Pak is now more confident about what the future holds for his local community:
“Now hopefully [with new knowledge and resources], the community can change, to decrease our logging, decrease our hunting and protect threatened species.”
“After the year I have spent with Planet Indonesia, I am now more aware. I’m a member of the conservation cooperative and learning to be a sustainable farmer. The changes I’ve seen in my life, is the hope I see for my community.”
Direct funds are provided by Planet Indonesia to establish a village savings and loans (VSL) program, together with a monthly stipend to Community Mobilizers. These individuals, who are members of the Conservation Cooperatives, help to liaise with community members to ensure that all adaptation activities are locally led. The day-to-day activities and finances of the VSL program are managed by the members of its sub-working group and a Credit Committee.
Women are highly involved in the intervention. Focus group discussions take place before village-level partnerships are initiated, including female-only groups to examine solutions through a female lens.

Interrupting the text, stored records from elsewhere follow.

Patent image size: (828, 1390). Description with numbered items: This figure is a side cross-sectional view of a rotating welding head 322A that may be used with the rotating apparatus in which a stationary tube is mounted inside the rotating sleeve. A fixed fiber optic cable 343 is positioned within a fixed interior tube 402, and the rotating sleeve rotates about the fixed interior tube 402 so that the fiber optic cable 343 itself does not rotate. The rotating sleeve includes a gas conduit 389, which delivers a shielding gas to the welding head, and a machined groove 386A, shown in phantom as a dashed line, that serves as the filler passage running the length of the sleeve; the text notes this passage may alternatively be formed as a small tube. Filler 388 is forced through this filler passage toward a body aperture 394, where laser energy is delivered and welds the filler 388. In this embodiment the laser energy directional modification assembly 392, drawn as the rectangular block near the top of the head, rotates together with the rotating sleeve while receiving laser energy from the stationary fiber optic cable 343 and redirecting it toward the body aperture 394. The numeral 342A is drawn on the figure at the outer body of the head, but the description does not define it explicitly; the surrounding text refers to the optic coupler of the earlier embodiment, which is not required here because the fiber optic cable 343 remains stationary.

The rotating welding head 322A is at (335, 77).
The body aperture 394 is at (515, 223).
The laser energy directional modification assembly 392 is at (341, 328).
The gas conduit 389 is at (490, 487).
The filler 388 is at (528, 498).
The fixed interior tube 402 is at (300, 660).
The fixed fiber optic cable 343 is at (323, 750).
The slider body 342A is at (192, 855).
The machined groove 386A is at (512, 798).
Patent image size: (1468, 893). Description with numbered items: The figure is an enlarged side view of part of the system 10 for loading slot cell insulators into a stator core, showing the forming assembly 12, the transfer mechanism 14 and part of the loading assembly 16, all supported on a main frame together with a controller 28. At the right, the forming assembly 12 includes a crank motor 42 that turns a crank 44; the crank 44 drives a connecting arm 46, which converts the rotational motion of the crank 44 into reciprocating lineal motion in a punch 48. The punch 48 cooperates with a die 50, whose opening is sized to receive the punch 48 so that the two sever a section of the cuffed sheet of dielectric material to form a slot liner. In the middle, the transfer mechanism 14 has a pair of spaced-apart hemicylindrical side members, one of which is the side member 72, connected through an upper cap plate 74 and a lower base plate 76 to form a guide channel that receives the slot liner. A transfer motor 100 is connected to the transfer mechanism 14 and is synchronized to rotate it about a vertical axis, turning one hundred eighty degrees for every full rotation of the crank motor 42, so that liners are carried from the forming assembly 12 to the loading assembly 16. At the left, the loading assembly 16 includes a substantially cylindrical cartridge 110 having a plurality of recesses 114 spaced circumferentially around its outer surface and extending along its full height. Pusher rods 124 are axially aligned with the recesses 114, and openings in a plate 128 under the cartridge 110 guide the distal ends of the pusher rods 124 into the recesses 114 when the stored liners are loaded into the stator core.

Women and girls constitute 45 percent of direct beneficiaries, and Planet Indonesia focuses on enhancing opportunities for them to assume decision-making roles, in addition to improving access services specific to them. The Healthy Family Program and the Literacy Program, for example, create access to basic healthcare services and education opportunities specifically tailored toward rural women and girls.
Since the launch of the project in a single village in 2015, Conservation Cooperatives has expanded to 25 villages in four different locations across West Kalimantan, including the Gunung Niyut Nature Reserve, the Gunung Naning Protection Forests, the Kubu Raya mangrove forests, and Karimata island. This has involved helping over 2,000 local people with direct livelihood and social benefits through Planet Indonesia’s program activities, and protecting 600,000 hectares of at-risk ecosystems – an area equivalent in size to that of over one million football fields.
Planet Indonesia’s five-year strategic plan focuses on creating and testing knowledge products and frameworks that will allow other organizations to replicate their approach. The organization has already partnered with six Indonesian NGOs to implement the Conservation Cooperatives approach in their own local context. Scaling out in this way is set to address the specific needs of Indigenous peoples and local communities in other regions. By 2026, the intention is to work through 15 partners across Indonesia in Sumatra, Kalimantan, Sulawesi, Lombok, Maluku, and Papua.